# alternator problems



## boba (Jun 19, 2000)

2003 F350 6.0 psd auto. On my 3rd alternator! First storm in early December truck plowed for 2 hours and plowed started to raise very slow, gauges jumped and abs light started flashing. Off to Fisher dealer open during storms-alternator put out 12.2 volts. Ford dealer replaced it. Next storm same problems. Back to Ford dealer-same thing alternator only putting out 12.2 volts. On third one. No storms can't tell if this one is okay. What's the story? Dealer tells me no options, only standard alternator.

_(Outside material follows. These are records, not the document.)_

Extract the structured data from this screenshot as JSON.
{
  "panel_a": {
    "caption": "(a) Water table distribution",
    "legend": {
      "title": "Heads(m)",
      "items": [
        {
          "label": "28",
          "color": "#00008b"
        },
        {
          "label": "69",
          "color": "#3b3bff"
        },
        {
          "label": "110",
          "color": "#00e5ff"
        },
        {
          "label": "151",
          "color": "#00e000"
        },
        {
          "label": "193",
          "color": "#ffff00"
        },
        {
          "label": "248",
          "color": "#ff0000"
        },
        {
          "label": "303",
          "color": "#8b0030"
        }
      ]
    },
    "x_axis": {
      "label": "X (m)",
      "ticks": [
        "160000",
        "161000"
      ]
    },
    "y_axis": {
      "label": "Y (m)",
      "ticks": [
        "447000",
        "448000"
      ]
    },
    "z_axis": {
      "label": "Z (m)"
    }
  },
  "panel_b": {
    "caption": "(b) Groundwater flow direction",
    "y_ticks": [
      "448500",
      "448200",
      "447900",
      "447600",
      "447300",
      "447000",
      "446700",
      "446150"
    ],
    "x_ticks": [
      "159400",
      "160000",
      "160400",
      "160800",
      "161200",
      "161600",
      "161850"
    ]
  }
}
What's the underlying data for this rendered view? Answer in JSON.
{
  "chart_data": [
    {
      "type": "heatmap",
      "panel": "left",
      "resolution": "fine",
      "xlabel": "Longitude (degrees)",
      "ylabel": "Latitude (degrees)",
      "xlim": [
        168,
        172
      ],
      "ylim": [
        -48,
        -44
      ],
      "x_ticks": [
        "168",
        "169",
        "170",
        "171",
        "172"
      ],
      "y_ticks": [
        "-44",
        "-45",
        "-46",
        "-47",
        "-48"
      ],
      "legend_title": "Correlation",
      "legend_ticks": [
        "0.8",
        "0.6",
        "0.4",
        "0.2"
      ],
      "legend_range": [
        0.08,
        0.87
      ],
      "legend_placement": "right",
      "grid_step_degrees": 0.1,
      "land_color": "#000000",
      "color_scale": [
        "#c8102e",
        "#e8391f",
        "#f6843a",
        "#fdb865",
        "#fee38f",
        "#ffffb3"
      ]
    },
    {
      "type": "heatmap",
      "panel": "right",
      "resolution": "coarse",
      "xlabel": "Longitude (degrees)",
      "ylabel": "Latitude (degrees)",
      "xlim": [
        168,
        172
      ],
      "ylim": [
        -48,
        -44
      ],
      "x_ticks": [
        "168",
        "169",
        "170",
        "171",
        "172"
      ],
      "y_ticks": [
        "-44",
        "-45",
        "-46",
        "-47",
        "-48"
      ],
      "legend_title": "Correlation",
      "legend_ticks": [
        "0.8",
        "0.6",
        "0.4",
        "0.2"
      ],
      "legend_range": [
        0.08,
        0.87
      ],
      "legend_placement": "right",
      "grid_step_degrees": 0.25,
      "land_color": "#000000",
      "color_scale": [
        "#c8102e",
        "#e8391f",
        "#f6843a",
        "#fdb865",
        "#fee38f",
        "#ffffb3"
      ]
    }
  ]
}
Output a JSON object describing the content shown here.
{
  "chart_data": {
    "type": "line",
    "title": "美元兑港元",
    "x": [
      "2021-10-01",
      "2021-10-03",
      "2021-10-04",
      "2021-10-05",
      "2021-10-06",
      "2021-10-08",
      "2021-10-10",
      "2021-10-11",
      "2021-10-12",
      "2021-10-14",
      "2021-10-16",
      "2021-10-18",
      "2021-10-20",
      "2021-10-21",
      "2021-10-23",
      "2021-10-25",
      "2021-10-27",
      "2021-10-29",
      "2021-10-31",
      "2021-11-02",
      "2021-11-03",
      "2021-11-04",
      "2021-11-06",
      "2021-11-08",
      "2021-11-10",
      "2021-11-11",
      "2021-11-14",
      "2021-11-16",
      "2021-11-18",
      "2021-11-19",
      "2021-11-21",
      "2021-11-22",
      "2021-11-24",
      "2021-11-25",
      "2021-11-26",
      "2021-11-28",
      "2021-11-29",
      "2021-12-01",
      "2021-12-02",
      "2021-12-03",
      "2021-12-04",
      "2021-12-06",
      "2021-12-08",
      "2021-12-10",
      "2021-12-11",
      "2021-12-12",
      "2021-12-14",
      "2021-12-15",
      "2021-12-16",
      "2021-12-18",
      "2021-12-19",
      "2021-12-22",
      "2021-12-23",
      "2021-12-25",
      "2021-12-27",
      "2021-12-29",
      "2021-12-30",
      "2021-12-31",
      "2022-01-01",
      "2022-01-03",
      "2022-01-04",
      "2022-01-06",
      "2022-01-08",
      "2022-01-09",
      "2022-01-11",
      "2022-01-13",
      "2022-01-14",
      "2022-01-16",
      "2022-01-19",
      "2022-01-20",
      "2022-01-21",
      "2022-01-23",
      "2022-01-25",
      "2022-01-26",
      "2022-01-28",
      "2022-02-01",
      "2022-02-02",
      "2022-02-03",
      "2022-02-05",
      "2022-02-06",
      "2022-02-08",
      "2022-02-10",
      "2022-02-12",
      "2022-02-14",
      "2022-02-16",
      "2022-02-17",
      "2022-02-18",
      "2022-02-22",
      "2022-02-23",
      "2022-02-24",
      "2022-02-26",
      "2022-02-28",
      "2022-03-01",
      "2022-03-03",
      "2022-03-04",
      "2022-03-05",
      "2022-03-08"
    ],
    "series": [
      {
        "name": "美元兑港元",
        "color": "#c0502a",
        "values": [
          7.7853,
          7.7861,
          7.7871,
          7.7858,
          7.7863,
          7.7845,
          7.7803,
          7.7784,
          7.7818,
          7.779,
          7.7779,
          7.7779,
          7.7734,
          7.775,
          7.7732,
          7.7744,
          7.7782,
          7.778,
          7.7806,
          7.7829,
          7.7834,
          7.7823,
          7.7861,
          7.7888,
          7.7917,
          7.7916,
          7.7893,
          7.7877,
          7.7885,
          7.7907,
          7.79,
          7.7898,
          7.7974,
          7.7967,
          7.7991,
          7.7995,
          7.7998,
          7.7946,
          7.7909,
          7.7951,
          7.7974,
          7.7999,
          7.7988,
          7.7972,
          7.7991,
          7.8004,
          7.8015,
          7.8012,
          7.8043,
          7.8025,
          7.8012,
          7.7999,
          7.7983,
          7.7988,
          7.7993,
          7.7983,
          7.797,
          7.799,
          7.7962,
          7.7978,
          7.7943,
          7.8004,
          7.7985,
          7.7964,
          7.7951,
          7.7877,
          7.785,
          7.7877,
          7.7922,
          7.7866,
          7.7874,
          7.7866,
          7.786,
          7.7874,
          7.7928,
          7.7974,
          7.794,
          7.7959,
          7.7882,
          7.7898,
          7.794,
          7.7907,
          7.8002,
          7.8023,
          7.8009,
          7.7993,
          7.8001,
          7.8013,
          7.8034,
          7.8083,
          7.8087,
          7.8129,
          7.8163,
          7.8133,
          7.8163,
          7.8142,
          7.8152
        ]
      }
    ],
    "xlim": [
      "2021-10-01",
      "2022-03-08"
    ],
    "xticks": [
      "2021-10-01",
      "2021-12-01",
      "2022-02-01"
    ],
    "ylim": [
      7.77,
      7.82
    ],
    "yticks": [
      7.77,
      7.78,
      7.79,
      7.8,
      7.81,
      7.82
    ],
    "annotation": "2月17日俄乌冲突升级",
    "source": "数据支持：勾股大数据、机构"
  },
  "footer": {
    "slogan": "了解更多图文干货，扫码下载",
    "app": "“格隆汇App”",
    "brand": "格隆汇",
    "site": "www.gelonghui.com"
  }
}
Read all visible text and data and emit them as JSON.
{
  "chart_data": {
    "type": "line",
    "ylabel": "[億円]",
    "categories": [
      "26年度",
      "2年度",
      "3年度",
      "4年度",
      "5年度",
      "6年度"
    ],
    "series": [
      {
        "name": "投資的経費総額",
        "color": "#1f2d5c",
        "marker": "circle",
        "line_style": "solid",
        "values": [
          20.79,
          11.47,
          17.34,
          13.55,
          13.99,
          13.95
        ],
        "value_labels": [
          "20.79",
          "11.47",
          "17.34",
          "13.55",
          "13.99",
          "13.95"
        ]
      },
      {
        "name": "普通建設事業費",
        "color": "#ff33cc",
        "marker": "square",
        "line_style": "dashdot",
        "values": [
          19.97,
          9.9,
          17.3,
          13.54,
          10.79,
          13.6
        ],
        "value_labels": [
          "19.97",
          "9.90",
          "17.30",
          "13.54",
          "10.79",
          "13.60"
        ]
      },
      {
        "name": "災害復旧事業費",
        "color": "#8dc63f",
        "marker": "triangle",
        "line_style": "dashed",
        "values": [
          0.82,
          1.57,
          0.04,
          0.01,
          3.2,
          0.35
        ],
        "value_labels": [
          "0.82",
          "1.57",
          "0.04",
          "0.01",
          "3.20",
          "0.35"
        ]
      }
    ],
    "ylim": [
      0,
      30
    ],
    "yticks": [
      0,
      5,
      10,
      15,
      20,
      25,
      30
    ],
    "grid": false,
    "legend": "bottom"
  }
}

Couldn't even attempt to use light bar. The 7.3 I replaced never had any problems and my 1999 7.3 has a ton of electrical stuff and no problerms.


----------



## PARTSMGR (Dec 8, 2003)

*Alternator*

It sounds like the OEM Alternators are bad. You might have got a few bad ones- Problem here is that you must have an all electric plow setup and every time you move the plow it is like starting your engine. 2 solutions- 1 add an extra battery so you have more reserve power or 2 have the OEM alternator "hopped up" by an alternator shop (or even better ) add a Leece Neville alternator. Leece's come in amperages from 120A and up. These are not inexpensive but they have external regulators (so they run cooler) and they last a long time. My recommendation would be to add an extra battery and upgrade the alternator (Unless you want Ford to keep replacing the stock alts until warranty is over) Good luck


----------



## boba (Jun 19, 2000)

Partsmgr,

Thanks for your ideas. The truck is a 6.0 diesel, which has two batteries. I'm going to look into the alternator you sugested.


----------



## PARTSMGR (Dec 8, 2003)

*aLTERNATOR*

My error- I should have remembered that diesels have 2 batteries- we have a 1999 F350SD PSD and a 2001 F350SD PSD at work. You should have no problems with 2 batteries- the alternator is suspect. I have a 1979 F150 HD with a 4.9L and 4 Speed transmission with the creeper first gear. This unit has a Pathfinder Snowplow with electric over hydraulic lift system and I was having low power problems until I added another battery and a charging solenoid- Wham no more problems- I only have a 84 amp alternator under the hood. Good luck!!!:waving:


----------



## MickiRig1 (Dec 5, 2003)

I think at this point I would be getting a little testy with the service manager, they need to find the problem! You are not pulling that many amps to fry it that quick.
Leece Neville alternator's are way expensive! Call an automotive electrical shop around where you live they should be able to help you out. They can upgrade your present alternator.
I got a 100 amp alternator with one battery and it works fairly well ,so your 2 should keep you in power no problem.


----------



## Crumm (Nov 5, 2003)

I would say that you have a wiring problem somewhere in your system. It is probably in the plow electrical system. Check everything over for bare-wires or bad grounds. It sounds like you are shorting out your alternator. A few years back I had a freightliner with a 160amp alternator. Every six months or so it would go out. After replacing it 4 times I found a battery cable with the insulation wore off next to the frame. Whenever the engine would torque over the cable would arc on the frame causing a dead short. Over time this short would take out the alternator. After fixing the cable my alternator lasted for several hundred thousand miles. Check over your whole system closely. If you don't find anything wrong put a amp meter with a inductive pickup on the main wire from the alternator. Run your plow through all operating positions while watching the meter and you will probably find a function that is drawing way more amps than the alternator can handle. It will be close to a dead short to take out the alternator so it should be easy to find.


----------



## boba (Jun 19, 2000)

Crumm,

Thanks for your ideas. Fisher plow okay. Discovered truck only has a 115 alternator. Local auto electric shop states my problem is common when plowing without much drive time between jobs.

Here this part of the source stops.